PROS in going private
1. First and foremost, SAFETY. As most of you may already know, it is inevitable that Austin will be deployed before this year is up. I would feel very nervous about announcing to the entire blog reading nation about my husband being gone for 7 months while I sit at home ALONE with my four children. Not only this, but very soon he will be gone for his schooling in Rhode Island. Same situation with that. I want to be able to whine on here about missing him if needs be and not worry about some crazy man (or woman) preying on my loneliness.
2. Hmmm...that's really the only pro.
CONS in going private
1. Certain "secret" visitors would not be visiting anymore. So I know I'm pretty much contradicting myself but some of those "secret" visitors are too hush hush to even let me know they are there (even though 'I' know you're there *wink*) and I LIKE them being secretly there (as long as they aren't drawing diagrams of my floor plan and making mental notes about dates and times I'm alone). I don't want to lose those visitors.
2. Logging on issues. Some of my visitors that aren't afraid to say hello, don't say hello because they can't quite figure out the whole google account thing. Not that there's anything wrong with that, I just don't wanna lose you because it takes too much brain function to figure out how to create an account. I love you my google-retards and I don't wanna close the door to our relationship.

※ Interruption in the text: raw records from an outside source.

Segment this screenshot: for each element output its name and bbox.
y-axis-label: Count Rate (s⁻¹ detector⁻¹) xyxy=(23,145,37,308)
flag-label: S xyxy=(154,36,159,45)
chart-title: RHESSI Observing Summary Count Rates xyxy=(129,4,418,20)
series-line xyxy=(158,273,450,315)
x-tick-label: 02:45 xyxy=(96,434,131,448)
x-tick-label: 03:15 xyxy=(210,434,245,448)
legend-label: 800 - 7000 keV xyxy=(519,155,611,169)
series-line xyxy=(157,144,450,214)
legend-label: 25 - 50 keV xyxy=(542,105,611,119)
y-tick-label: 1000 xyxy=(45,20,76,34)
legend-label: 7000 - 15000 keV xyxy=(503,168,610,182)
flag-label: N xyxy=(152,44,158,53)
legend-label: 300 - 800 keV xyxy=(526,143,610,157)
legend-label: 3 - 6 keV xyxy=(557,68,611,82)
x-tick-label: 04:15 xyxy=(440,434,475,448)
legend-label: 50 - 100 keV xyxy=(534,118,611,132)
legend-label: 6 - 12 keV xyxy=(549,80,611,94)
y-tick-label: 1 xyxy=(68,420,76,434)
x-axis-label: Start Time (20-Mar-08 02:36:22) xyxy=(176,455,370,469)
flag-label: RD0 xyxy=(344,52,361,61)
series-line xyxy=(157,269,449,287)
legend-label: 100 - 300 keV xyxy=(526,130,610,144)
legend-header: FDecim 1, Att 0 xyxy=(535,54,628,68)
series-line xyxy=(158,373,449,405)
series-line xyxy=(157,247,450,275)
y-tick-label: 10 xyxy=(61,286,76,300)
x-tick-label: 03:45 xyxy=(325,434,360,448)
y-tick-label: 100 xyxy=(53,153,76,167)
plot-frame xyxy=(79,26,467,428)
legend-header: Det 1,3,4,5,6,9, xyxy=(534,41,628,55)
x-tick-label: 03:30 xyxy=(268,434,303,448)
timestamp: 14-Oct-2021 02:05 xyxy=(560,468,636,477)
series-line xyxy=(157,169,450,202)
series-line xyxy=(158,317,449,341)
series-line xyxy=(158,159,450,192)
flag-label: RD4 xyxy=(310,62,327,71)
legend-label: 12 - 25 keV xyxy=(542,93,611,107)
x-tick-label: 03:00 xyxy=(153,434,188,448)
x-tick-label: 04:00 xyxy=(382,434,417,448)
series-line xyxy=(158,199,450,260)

3. Comments. I love em. You know this, I say it all the time. I LOVE COMMENTS!! They make my day, my week, my hour. I seriously sit at the computer all day clicking "refresh", "refresh", "refresh" just waiting for a new comment. No, but really...I do. I worry that going private will limit my comments because people will find visiting me too much of a hassle. Then my self esteem will slowly drop, I may go into a deep depression and quit blogging all together.
4. Unsafe. Back to the pro of going private...it creates a CON for not going private. I don't think I really need to go over this again..you know the problem.
5. Loss of blog hoppers. One of my favorite things about blogs is that you can hop from one to another to another until you find a blog you love and continue to visit it to make you smile and laugh. With a closed blog no hoppers from other blogs will be able to hop to mine which means the amount of visitors I have right now will NEVER grow. I will either stay at this amount or slightly diminish which makes me sad. You have no idea how many people I've met through my blog hoppers and how many friendships have been created because of them. I don't know if I'm willing to lose future fun friends. But then again, if I'm murdered on the side of the road I guess future friends won't matter, right?
So that's that. Any advice? Suggestions? I guess what I really have to say is that I do NOT want to go private. But I fear that not going private and allowing something to happen to my family will forever haunt me. So what can I do to be safe, but also be open? Thank you friends!